Despite benefitting from a short course of steroids, Phyllis continued to decline and on Monday November 23 Michael noticed that she spent the day in bed and was very tired. “It was unusual for her because she always liked to get up,” he explained. “On the Tuesday morning she couldn’t lift her head from the pillows. I got her up to use the commode and she collapsed on the bed, She was unconscious and to be honest I thought that she had gone.
“I called the ambulance and she woke up but they said her blood pressure was very low and they rushed her to the hospital.
“She was admitted to the coronary ward at the Mater hospital in Belfast. That day the doctor called me and told me there was noting more they could do for her, apart from making her comfortable.
“They let Jason and me go to see her for an hour and she was sitting up with the oxygen mask on and was able to talk to us. It was about three o’clock in the afternoon and we said a very loving goodbye. The doctor told me she knew she didn’t have long left but she never mentioned it to me and I didn’t mention it either. I think she wanted to spare Jason and I.
“At 11.15pm the hospital rang to say she was in a critical condition so Jason and I went back down. Sadly we missed her by ten minutes but we were able to go into the room with her.
“I have a big hole in my life, and it will take much time to fill, but I know that she is at peace in heaven and that I, as her loving husband, had done all that was possible. I do get comfort from that.”
Phyllis was cremated and her ashes were recently interred with her mother and father in their grave at Holy Trinity Parish Church in Aghalee,
Despite how painful it is to talk about the loss of Phyllis, Michael was determined to speak out to raise the profile of this terrible condition.
“At the time I didn’t even know there was a charity for pulmonary fibrosis,” explained Michael. “I told Jason I wanted to look online to find out more and I came across the Pulmonary Fibrosis Trust. It is an organisation that cares for people that have the condition.

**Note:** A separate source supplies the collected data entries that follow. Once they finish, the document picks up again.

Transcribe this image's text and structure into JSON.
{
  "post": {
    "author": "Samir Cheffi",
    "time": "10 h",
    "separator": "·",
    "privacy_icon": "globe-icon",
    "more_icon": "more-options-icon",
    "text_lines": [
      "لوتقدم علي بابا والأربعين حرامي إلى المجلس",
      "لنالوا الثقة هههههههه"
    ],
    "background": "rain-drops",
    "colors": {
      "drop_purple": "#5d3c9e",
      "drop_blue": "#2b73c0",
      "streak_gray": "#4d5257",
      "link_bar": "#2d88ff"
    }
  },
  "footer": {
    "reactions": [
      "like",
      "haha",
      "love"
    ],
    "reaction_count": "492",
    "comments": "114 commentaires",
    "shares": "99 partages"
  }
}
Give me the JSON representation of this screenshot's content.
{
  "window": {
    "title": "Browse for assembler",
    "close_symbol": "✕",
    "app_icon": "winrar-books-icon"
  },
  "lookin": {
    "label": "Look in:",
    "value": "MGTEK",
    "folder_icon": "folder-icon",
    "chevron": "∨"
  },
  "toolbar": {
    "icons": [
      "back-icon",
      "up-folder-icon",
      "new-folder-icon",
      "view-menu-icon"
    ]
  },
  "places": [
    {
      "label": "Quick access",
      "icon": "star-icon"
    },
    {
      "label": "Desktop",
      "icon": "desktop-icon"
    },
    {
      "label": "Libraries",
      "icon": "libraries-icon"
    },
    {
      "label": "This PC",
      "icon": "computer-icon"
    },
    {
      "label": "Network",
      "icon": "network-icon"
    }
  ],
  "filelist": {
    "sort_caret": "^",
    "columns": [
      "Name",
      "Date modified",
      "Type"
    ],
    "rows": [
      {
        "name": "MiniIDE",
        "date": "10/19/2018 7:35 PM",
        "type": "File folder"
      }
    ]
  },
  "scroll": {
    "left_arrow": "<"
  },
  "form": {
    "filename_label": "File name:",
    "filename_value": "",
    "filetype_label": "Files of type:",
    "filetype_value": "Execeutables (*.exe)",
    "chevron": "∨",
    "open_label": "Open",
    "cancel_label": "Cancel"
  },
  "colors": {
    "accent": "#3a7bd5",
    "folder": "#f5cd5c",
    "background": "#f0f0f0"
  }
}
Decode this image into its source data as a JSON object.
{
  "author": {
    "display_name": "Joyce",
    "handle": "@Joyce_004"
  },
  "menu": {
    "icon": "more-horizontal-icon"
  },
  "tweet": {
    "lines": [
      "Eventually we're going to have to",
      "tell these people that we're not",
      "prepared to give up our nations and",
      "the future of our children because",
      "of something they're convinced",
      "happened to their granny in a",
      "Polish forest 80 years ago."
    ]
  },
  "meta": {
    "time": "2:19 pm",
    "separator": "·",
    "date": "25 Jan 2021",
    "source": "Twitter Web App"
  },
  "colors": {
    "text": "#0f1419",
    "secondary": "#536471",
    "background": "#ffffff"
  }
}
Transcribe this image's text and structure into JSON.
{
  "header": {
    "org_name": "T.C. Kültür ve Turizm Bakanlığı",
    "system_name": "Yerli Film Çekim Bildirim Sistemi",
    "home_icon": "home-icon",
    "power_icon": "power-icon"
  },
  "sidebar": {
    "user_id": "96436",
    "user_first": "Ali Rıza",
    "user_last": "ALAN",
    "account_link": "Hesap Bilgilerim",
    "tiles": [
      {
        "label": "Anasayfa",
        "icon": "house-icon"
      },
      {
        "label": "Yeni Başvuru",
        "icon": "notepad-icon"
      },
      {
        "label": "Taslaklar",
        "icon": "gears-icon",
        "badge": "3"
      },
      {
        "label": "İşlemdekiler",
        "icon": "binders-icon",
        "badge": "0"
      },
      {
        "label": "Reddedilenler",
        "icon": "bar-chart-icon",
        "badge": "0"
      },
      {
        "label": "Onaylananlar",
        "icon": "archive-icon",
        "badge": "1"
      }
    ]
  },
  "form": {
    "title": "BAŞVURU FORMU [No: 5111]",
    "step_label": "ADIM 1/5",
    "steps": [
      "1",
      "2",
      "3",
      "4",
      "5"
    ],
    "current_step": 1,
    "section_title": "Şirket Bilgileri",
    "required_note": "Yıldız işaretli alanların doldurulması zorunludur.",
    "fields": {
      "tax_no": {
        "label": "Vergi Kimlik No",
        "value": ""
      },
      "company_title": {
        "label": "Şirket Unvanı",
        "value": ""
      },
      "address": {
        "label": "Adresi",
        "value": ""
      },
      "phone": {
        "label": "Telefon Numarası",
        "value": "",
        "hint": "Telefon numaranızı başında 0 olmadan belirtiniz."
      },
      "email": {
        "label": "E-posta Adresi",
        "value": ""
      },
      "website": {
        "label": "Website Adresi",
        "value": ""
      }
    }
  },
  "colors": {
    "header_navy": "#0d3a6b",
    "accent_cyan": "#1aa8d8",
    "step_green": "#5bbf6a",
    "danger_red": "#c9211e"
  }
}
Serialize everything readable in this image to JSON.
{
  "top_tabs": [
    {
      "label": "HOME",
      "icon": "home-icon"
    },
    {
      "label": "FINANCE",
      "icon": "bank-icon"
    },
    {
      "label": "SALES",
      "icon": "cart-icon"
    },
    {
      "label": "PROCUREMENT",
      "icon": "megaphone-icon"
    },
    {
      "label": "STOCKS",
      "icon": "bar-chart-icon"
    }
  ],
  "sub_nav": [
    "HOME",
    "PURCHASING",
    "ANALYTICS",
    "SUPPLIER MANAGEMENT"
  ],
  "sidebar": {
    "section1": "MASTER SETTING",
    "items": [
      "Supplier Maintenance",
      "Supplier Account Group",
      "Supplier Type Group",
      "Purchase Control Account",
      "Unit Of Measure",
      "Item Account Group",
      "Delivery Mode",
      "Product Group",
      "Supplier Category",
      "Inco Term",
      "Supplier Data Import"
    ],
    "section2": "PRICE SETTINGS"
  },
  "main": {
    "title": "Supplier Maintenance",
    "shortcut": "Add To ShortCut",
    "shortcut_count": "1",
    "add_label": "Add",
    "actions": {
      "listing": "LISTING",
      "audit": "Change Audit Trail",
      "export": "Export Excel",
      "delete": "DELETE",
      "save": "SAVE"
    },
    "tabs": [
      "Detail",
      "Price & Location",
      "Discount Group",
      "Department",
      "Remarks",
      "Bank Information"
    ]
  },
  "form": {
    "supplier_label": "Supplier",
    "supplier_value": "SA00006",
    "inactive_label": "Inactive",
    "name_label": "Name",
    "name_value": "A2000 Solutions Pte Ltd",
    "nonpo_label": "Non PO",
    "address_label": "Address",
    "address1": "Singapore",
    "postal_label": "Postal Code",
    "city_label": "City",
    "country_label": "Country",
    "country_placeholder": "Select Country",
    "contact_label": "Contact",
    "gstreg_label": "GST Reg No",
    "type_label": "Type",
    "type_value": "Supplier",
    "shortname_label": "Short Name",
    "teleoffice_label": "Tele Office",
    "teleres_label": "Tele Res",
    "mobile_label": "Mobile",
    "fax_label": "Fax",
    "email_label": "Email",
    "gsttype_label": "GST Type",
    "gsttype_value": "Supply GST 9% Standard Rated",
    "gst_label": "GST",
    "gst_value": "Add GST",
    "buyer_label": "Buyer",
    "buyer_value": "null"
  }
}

“As soon as I found out about it, I contacted them to share Phyllis’s story.
“I want to get people talking about it and thinking about it. If people are breathless they maybe put it down to getting older but you need to get it checked out. It is always better to make sure it is nothing more than a chest infection.”
As well as raising awareness, Michael is determined to raise money for the charity as well. “Because the Trust is a charity I want to do something for them,” he continued.
Never one to shy away from a challenge, Michael is hoping to take the plunge when the covid-19 restrictions are eased, and complete a sponsored parachute jump.
“I would like to do something like a parachute jump nearer to the anniversary of Phyllis’ death,” he said. “Pulmonary fibrosis is a cruel disease which has taken Phyllis from me. It needs more publication, more investigation and above all more finance. I hope that in the future months I will be in a better position to help do that.”